Clearly, the NERC community can no longer afford to wait for the CIP standards to be revised whenever a new risk is discovered. There needs to be some body, consisting of NERC entities, NERC and Regional staff members, CSPs and SaaS providers, and maybe the general public, that identifies new cloud risks and decides whether they should be mitigated by the electric power industry, based on the risk profile of each electric utility and independent power producer.
[vi] This includes making the revisions I described earlier, which will take at least three years, as well as a new task that the SDT seems to have added recently (even though it’s not included in their SAR): rewriting the current CIP standards as objectives-based and incorporating both on-premises and cloud-based systems. I agree that needs to be done, but that process alone will easily take six years (which is the amount of time that was required the last time the CIP standards were completely rewritten, for CIP version 5).

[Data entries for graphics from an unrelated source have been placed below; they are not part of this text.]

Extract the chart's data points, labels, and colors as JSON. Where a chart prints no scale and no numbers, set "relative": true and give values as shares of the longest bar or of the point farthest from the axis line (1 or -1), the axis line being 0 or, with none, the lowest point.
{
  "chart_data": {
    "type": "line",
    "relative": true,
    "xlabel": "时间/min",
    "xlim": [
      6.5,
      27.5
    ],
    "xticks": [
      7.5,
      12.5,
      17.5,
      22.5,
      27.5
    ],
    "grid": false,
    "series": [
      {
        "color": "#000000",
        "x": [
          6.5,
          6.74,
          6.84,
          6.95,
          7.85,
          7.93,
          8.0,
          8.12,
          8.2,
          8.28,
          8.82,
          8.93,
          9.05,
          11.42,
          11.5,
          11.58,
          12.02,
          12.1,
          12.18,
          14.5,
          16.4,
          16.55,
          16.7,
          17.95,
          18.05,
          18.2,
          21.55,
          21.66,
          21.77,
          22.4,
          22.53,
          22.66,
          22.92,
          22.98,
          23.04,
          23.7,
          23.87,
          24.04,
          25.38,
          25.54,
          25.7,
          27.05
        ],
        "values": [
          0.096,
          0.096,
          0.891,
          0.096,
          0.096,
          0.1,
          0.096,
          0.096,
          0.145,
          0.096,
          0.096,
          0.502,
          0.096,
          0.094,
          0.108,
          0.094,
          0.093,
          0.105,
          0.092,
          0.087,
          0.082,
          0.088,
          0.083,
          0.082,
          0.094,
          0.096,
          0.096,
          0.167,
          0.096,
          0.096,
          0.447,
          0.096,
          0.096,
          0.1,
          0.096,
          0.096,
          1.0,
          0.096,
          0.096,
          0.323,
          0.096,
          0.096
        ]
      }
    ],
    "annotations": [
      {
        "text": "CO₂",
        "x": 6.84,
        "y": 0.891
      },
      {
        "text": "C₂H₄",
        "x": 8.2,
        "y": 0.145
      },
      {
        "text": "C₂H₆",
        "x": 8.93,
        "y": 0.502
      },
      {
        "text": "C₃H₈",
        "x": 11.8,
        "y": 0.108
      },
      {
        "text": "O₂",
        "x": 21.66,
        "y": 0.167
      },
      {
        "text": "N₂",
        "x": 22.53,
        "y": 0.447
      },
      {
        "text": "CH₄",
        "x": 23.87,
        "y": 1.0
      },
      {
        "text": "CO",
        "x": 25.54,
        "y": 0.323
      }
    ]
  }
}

However, my guess is that rewriting the CIP standards as the SDT wants to will take significantly longer than six years, since achieving their goal of making the new standards applicable both to on-premises and cloud-based systems is likely to entail multiple changes to the NERC Rules of Procedure. As I stated earlier in this post, nobody I’ve talked to seems to know how the RoP can be changed, but the process is likely to include balloting by the NERC Registered Entities, as well as approval by both the NERC Board of Trustees and FERC. Given this uncertainty, I think two years is a conservative estimate just for this step. So, 8 years is a conservative estimate just for rewriting the current CIP standards.